It has been said before on this blog that prenuptial agreements can be incredibly useful legal documents because they help ease tensions during divorce by taking care of property division ahead of time. But as we have also said before, prenups aren’t for every couple, meaning just because one couple wants a prenup doesn’t mean another couple will find it as appealing.
Of course, this pro- and anti-prenup sentiment isn’t just apparent among different couples, it can be found within a couple as well. As you can imagine, one spouse might see the benefit of signing a prenup while the other does not. This can create contentions that may not be easily addressed. It may even lead to a situation in which one partner presents their spouse with a prenup and tells them to sign it, begging the question: do you have to sign the prenup your spouse gives you?
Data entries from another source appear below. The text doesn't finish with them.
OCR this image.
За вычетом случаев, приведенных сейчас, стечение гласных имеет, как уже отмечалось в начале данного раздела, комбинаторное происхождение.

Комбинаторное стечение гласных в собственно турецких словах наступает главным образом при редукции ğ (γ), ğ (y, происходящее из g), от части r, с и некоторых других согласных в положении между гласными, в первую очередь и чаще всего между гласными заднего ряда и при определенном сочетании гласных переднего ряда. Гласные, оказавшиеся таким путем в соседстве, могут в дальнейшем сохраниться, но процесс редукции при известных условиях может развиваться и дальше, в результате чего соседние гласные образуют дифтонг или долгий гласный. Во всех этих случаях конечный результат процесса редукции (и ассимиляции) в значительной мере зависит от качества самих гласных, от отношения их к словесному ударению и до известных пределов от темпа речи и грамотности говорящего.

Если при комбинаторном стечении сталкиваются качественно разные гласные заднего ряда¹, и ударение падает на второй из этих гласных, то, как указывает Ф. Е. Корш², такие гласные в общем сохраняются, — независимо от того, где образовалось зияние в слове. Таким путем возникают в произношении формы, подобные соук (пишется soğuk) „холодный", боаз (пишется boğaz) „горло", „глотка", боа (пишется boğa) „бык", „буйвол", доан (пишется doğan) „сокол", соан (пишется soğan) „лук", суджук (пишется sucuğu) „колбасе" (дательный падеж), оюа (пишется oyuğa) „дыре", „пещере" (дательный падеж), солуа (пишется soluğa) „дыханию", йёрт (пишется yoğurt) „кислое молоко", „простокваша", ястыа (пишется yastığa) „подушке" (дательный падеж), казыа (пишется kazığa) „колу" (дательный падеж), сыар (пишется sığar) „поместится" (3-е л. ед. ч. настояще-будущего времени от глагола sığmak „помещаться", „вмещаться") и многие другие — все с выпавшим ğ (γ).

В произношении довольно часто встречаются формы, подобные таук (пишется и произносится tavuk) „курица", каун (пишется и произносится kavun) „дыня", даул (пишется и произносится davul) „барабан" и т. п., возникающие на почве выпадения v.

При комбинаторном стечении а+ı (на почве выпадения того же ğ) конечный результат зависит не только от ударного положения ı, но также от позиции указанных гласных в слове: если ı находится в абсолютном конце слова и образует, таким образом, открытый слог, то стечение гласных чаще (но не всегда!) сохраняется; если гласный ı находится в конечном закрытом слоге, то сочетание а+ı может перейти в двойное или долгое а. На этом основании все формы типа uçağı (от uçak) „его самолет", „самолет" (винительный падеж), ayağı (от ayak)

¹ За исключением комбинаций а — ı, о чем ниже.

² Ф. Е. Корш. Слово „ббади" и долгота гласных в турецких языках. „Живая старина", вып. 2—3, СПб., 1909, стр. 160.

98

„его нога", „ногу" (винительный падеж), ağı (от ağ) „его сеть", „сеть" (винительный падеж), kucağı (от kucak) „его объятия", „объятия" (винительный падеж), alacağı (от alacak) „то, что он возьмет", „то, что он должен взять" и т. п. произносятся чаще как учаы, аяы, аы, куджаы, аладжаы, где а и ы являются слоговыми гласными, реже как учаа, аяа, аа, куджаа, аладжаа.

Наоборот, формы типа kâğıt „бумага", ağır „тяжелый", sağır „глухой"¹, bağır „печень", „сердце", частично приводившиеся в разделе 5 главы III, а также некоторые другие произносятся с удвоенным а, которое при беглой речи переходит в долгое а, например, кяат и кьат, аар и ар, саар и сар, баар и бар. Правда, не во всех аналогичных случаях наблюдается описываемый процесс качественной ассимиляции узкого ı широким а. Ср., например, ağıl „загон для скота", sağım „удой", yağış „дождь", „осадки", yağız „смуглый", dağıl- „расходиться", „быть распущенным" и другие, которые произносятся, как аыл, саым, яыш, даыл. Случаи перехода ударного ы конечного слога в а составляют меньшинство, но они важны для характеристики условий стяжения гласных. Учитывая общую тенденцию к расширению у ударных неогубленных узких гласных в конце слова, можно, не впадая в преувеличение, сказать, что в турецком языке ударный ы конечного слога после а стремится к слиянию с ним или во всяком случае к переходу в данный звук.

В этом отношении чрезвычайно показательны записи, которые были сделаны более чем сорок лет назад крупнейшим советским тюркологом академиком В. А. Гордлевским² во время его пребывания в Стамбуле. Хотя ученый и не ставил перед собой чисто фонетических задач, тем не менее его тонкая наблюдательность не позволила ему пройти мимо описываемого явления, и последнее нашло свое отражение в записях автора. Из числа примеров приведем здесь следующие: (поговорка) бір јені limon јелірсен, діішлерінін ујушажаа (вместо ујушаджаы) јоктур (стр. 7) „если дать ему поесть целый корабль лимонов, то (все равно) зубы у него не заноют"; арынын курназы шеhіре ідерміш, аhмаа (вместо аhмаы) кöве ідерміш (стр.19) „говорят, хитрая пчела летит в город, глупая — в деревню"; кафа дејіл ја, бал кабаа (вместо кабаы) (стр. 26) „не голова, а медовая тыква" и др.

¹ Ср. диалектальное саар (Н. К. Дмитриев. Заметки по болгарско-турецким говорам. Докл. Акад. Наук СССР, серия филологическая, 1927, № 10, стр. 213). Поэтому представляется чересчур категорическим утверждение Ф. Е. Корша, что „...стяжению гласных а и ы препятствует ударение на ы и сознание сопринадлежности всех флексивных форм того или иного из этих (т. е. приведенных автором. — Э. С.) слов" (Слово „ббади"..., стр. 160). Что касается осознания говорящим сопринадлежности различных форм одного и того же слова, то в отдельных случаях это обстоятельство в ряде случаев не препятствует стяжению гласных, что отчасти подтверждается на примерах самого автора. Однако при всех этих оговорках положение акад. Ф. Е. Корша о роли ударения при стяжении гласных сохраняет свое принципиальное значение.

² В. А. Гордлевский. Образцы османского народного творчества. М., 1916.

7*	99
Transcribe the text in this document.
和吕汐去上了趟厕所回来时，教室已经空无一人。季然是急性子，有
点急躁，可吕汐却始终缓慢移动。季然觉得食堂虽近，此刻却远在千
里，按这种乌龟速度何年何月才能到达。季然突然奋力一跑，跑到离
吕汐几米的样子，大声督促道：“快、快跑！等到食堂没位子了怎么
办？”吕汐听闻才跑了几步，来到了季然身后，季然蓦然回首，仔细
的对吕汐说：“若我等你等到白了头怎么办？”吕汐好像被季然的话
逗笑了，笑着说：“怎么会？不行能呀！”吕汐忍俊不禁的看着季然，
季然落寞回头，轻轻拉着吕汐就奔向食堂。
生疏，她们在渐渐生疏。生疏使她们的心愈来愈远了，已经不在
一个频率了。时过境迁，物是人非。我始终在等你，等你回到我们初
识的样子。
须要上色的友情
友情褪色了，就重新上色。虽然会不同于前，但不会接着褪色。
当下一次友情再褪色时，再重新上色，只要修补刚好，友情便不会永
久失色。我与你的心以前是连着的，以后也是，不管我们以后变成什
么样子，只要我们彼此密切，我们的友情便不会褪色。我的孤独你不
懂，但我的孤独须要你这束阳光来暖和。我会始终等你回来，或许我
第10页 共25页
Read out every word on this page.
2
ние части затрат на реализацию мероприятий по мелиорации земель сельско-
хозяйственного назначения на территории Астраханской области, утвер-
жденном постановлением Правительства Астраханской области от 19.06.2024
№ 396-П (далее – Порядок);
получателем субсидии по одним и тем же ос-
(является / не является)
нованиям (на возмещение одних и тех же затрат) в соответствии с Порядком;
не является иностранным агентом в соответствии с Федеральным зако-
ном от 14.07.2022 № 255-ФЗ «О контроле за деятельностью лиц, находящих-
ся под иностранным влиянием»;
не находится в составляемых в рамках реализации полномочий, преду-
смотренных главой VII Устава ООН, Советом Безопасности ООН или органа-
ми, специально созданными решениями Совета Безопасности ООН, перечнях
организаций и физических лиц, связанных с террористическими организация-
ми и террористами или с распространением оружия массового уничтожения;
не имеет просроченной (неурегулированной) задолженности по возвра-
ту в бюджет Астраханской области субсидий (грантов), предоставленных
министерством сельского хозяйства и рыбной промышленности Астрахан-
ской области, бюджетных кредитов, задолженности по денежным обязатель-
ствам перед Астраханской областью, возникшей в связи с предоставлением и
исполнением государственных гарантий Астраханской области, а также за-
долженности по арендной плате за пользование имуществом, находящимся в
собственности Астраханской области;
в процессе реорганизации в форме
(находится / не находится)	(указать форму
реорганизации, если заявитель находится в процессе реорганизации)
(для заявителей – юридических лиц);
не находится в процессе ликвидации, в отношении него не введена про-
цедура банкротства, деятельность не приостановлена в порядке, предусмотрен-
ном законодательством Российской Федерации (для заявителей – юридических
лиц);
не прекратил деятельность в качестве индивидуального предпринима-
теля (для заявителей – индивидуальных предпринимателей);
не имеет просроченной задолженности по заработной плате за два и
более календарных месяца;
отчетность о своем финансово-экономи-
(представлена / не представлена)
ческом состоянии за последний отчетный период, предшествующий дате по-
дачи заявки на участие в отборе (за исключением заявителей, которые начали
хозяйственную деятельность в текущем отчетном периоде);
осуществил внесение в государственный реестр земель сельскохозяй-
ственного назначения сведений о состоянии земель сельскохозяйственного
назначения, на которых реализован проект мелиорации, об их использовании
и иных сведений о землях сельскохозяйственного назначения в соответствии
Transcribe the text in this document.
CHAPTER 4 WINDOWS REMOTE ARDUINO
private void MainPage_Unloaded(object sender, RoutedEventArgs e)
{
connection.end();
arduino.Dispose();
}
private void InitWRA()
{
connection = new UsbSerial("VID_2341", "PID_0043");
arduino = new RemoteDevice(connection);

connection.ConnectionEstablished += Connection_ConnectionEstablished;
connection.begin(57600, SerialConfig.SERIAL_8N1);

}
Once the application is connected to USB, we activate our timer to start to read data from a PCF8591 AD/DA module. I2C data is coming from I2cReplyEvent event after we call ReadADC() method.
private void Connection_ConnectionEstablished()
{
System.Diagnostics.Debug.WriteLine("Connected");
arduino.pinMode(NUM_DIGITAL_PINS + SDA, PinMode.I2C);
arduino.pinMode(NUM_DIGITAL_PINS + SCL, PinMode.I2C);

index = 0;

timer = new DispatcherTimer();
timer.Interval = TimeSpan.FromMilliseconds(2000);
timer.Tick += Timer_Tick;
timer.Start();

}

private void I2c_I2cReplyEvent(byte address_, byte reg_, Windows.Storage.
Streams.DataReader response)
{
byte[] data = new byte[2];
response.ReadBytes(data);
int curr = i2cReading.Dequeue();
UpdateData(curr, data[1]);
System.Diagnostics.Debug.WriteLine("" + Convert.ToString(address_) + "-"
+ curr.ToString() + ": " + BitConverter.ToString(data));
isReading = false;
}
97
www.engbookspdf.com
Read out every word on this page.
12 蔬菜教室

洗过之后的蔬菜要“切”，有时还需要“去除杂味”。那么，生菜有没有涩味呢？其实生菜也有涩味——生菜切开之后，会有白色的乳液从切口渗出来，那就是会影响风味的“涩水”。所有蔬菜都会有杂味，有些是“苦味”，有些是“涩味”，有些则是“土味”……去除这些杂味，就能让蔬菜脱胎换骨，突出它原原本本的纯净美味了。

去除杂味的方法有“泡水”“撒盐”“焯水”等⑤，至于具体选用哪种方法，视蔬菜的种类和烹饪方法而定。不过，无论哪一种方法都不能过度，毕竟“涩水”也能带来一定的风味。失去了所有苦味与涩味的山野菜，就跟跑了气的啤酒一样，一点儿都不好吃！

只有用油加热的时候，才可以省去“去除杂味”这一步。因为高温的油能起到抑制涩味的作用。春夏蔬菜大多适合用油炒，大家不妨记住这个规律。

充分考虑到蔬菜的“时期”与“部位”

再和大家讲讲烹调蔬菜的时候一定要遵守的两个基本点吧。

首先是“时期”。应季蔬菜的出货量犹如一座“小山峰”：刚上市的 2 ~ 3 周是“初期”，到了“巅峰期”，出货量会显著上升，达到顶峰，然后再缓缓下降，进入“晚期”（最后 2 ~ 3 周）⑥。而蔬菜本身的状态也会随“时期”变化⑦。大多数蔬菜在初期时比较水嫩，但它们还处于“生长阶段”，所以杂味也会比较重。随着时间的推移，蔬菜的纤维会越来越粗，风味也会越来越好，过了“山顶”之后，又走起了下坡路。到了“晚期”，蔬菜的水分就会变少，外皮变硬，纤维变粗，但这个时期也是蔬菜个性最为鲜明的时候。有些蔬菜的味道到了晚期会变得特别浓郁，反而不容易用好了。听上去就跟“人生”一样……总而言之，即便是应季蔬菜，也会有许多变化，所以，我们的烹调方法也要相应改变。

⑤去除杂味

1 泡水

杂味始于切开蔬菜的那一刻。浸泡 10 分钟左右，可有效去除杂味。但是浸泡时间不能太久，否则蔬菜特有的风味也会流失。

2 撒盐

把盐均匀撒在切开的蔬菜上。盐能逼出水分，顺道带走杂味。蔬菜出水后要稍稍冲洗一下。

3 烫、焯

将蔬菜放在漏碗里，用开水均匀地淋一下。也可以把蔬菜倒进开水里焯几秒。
The answer is no. Here in California, our laws clearly state that a premarital agreement, or prenup, must be signed by both parties in order to be considered valid. But this isn’t the only factor at play. The courts also take into consideration what is included in the prenup and how it was presented to the other spouse. If it’s determined that one spouse forced the other spouse to sign the prenup under duress, then the document is not considered valid and cannot be enforced in the event of divorce.
Even though a spouse might try to use their skills of persuasion to make you believe that you have to sign a prenup because it was presented to you, we’d like you to know that this isn’t true and that actually signing under duress can result in an unenforceable prenup.